Published Appellate Cases
- Malone v. Sullivan, 124 Ariz. 469, 605 P.2d 447, Ariz., January 15, 1980. A woman is not required by common law, statute or rule to assume name of her husband upon marriage.
- St. Paul Property and Liability Ins. Co. v. Eymann, 166 Ariz. 344, 802 P.2d 1043, Ariz.App. Div. 1, August 23, 1990. (Judge pro tem.) Diminished capacity and the intentional acts exclusion in homeowners’ insurance coverage.
- Plattner v. State Farm Mut. Auto. Ins. Co., 168 Ariz. 311, 812 P.2d 1129, Ariz.App. Div. 1, May 28, 1991. An insurance company which uses deception to require an attorney to withdraw from representing a client on contingent fee can be sued for intentional interference with contract.
- Pruett v. Farmers Ins. Co. of Arizona, 175 Ariz. 447, 857 P.2d 1301, Ariz.App. Div. 1, February 11, 1993. The “family member” exclusion in an automobile insurance policy is invalid if it violates the reasonable expectations of the insured.

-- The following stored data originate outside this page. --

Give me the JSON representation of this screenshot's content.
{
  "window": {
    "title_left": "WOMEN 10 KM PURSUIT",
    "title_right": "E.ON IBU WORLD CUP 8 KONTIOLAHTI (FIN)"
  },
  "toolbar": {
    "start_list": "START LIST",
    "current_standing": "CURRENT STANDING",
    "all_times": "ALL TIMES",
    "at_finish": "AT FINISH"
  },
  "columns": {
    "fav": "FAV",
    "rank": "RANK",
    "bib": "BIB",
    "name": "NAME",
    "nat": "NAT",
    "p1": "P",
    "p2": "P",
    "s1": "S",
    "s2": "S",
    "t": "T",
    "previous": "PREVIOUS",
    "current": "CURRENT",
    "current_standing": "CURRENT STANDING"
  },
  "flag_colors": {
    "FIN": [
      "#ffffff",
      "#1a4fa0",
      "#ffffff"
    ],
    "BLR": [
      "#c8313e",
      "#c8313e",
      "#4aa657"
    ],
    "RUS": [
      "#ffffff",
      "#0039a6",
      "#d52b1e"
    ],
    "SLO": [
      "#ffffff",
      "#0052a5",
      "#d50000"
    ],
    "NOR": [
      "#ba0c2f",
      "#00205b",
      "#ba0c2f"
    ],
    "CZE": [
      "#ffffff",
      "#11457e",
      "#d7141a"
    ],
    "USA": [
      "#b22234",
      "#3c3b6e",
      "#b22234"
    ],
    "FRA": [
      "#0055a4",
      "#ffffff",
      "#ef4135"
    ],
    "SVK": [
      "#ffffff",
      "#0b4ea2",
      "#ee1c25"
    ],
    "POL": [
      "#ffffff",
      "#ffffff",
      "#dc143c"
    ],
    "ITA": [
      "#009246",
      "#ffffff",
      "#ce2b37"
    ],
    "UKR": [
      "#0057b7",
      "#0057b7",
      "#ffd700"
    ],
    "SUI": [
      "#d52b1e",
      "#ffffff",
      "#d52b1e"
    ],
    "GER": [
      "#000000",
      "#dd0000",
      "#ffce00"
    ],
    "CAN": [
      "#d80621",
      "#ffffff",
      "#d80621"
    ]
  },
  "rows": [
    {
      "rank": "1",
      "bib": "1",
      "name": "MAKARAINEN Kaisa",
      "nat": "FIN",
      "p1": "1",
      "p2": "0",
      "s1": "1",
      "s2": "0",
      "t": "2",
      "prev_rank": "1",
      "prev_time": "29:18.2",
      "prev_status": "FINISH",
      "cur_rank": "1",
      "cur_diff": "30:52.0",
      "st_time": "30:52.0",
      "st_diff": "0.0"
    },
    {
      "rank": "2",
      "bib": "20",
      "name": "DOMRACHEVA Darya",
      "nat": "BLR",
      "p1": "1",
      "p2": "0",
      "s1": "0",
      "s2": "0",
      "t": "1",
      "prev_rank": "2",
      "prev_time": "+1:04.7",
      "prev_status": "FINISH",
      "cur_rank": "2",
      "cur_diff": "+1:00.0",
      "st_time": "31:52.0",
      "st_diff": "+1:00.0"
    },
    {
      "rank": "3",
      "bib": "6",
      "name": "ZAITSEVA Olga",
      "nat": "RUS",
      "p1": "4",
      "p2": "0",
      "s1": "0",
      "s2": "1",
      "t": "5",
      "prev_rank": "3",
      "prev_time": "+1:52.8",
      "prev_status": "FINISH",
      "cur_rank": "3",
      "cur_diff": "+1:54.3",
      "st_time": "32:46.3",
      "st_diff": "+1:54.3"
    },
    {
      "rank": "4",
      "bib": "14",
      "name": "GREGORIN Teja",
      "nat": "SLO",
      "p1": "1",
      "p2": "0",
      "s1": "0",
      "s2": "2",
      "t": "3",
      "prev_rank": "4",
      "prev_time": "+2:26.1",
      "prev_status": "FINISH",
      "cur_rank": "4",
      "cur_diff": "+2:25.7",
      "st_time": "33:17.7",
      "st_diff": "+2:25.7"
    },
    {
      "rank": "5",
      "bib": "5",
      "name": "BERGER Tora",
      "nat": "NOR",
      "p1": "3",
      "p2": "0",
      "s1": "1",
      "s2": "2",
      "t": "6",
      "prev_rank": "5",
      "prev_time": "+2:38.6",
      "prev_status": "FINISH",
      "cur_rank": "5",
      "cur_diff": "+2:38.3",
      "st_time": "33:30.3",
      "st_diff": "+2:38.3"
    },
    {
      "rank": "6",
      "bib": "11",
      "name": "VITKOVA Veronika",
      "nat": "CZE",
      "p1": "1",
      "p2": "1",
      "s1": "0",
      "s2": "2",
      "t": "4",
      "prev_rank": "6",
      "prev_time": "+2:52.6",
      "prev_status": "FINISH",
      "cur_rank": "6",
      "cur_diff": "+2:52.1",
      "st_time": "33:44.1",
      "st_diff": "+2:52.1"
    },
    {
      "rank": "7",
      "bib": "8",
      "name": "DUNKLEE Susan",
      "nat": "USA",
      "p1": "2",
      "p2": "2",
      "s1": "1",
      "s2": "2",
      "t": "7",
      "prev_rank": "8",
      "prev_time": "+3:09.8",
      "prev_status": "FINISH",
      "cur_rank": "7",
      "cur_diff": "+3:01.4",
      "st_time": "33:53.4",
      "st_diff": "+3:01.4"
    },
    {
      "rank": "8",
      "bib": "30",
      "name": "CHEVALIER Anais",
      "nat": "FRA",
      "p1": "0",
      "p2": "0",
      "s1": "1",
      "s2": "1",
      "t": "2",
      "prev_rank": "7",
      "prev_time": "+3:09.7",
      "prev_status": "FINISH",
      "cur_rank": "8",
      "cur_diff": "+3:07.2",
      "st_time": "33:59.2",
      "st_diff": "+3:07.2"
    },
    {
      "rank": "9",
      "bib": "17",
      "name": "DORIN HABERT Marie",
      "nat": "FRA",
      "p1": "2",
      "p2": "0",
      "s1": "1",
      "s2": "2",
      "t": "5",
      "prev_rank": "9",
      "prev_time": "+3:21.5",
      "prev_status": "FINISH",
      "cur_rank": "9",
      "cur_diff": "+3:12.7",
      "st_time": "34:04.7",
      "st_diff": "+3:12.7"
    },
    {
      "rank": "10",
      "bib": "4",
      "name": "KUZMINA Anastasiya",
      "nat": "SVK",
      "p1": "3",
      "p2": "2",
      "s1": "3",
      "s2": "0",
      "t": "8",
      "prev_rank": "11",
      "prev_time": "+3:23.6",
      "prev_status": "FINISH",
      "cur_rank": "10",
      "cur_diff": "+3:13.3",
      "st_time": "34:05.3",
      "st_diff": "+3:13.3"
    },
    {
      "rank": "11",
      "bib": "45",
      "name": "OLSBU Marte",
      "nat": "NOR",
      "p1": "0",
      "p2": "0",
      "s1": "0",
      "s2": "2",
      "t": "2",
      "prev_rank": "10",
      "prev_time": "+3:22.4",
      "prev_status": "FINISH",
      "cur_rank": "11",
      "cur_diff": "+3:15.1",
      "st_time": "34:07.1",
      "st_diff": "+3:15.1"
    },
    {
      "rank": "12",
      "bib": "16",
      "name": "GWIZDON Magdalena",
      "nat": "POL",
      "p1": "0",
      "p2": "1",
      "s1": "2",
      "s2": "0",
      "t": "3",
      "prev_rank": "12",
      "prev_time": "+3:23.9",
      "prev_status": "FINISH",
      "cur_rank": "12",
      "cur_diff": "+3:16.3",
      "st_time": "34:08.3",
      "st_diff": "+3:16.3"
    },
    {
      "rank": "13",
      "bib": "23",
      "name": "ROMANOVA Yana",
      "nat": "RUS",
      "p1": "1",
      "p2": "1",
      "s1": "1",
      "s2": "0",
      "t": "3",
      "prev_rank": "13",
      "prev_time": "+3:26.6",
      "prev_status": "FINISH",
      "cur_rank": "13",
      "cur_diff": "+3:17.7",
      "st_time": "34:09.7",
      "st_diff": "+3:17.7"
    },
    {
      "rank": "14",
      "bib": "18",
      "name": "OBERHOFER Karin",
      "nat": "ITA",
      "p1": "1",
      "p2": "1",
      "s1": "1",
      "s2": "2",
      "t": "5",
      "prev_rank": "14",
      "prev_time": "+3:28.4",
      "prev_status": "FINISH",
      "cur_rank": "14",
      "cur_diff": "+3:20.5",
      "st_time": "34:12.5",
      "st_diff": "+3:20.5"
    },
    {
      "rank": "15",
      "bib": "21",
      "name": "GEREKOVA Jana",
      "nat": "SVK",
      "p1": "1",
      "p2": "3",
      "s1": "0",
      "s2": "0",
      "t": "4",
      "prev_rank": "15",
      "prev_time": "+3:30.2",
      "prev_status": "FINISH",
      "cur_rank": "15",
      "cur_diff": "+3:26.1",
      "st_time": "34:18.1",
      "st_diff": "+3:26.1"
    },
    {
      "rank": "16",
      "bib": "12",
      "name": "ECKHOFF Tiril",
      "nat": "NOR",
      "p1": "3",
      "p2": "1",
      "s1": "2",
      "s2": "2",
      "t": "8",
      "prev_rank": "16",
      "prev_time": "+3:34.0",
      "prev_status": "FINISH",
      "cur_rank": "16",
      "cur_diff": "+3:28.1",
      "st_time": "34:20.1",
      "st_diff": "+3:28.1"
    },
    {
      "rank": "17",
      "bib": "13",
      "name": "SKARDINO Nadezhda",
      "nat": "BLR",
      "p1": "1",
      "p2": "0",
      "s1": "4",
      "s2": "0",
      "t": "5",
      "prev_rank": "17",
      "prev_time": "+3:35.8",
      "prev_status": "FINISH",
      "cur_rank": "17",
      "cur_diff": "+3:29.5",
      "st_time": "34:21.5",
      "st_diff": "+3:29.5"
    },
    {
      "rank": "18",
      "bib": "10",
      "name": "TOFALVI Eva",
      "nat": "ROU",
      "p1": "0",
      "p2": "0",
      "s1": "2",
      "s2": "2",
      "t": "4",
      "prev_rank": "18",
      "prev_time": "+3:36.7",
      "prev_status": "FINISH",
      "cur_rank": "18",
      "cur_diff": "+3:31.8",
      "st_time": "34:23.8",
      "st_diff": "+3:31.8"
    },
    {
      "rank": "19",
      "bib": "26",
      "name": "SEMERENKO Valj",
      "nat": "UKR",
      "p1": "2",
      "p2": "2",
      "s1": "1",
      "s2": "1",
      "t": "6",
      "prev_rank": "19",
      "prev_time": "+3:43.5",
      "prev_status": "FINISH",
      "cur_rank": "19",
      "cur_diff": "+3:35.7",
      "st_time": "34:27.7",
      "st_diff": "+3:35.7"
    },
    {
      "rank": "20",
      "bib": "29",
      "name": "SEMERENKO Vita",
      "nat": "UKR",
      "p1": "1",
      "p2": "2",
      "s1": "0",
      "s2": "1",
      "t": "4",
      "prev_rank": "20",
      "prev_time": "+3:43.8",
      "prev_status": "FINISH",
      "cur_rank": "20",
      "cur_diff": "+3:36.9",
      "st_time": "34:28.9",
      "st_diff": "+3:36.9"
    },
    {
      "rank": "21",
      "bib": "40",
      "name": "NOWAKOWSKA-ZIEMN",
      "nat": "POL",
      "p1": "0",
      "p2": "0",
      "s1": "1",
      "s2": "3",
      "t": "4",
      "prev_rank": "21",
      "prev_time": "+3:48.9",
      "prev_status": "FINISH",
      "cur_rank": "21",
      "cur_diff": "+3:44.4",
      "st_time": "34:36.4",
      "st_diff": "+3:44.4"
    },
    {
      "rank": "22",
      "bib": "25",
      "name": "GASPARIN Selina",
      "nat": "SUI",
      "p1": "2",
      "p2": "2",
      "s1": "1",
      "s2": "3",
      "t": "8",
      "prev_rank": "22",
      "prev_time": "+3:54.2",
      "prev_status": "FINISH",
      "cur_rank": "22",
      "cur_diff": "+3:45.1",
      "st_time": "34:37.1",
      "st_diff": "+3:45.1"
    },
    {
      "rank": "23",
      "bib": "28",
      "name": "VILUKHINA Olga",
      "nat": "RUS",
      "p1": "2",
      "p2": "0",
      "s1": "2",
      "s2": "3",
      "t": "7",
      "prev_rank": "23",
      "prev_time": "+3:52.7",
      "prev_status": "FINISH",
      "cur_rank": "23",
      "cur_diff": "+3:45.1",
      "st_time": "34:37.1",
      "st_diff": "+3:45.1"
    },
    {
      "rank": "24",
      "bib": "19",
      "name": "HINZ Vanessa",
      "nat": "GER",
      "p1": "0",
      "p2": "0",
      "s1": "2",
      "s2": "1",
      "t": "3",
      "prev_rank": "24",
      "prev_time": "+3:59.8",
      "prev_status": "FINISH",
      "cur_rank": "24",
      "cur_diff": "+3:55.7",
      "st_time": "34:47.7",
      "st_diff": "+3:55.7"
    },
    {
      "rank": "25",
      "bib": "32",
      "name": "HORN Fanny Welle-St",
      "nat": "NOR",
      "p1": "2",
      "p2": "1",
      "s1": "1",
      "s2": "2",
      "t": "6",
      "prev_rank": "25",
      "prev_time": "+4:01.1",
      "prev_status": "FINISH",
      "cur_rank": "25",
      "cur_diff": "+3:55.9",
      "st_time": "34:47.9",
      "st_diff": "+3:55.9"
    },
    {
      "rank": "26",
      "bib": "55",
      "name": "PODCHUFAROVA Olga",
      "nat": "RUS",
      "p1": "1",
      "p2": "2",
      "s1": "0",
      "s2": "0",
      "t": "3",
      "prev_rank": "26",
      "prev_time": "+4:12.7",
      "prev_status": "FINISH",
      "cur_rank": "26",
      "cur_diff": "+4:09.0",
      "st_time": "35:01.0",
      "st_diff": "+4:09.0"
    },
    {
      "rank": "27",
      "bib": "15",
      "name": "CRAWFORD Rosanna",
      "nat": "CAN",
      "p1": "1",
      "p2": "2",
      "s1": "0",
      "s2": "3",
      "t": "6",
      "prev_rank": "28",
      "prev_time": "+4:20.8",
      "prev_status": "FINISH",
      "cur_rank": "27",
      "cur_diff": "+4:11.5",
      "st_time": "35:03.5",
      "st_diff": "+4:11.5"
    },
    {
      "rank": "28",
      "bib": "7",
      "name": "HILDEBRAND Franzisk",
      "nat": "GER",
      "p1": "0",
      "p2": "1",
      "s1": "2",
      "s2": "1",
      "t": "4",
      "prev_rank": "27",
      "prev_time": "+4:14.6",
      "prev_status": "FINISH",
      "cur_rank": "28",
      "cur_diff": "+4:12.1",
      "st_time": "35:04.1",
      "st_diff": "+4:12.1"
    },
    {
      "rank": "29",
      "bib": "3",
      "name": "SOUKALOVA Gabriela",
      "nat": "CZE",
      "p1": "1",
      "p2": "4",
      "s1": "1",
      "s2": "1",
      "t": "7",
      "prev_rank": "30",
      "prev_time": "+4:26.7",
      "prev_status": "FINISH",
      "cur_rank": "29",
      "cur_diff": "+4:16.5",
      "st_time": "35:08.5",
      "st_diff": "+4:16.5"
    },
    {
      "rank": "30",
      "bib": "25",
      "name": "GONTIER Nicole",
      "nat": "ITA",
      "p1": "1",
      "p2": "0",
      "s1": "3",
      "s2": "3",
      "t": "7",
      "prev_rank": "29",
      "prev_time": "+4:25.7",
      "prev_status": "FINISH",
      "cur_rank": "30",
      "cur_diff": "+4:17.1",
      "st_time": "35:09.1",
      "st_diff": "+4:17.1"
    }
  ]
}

- Montgomery Ward & Co., Inc. v. Superior Court In and For County of Maricopa, 176 Ariz. 619, 863 P.2d 911, Ariz.App. Div. 1, November 23, 1993. When a defendant engages in discovery abuse by hiding damaging evidence, the court must hold a hearing to determine if the fault was with the party or the attorney before throwing out the liability defenses as a sanction.
- Matter of Conservatorship of Fallers, 181 Ariz. 227, 889 P.2d 20, Ariz.App. Div. 1, May 31, 1994. A lawyer who handles an injury case for a minor child is entitled to a reasonable contingent fee. The function of the probate court is to ensure that the fee is reasonable, not to provide the minor with a discounted fee.
- Cunningham v. Goettl Air Conditioning, Inc., 194 Ariz. 236, 980 P.2d 489, 295 Ariz. Adv. Rep. 7, Ariz., May 19, 1999. (Amicus curie.) Construction site injury and settlement; issues of indemnity and assignment of rights.
- Walk v. Ring, 202 Ariz. 310, 44 P.3d 990, 378 Ariz. Adv. Rep. 61, Ariz., April 24, 2002. The “discovery rule” regarding statutes of limitation applies in medical/dental malpractice cases — where a physician has concealed the cause of the patient’s problems, time does not begin to run until the patient discovers or reasonably should have discovered that the cause was the physician’s fault.
- Safeway Ins. Co., Inc. v. Guerrero, 210 Ariz. 5, 106 P.3d 1020, 446 Ariz. Adv. Rep. 51, Ariz., February 24, 2005. Attorneys acted properly in negotiating a settlement agreement for their clients, and thus could not be sued for interfering in the contract relationship between the defendant insured and his insurance carrier.
- Assyia v. State Farm Mut. Auto. Ins. Co., 229 Ariz. 216, 273 P.3d 668 (Ct. App. 2012), review denied (Sept. 25, 2012). Insured filed breach of contract action against automobile insurer based on insurer’s failure to pay the policy limits of insured’s uninsured motorist (UM) coverage in connection with accident. Insurer, which had earlier paid $2,000 on insured’s claim, tendered the balance, and parties submitted to superior court the question of insured’s entitlement to attorney fees and costs. The Superior Court, Maricopa County, Cause No. CV 2009–003002, J. Richard Gama, J., awarded fees and costs to insured. Insurer appealed. Award affirmed.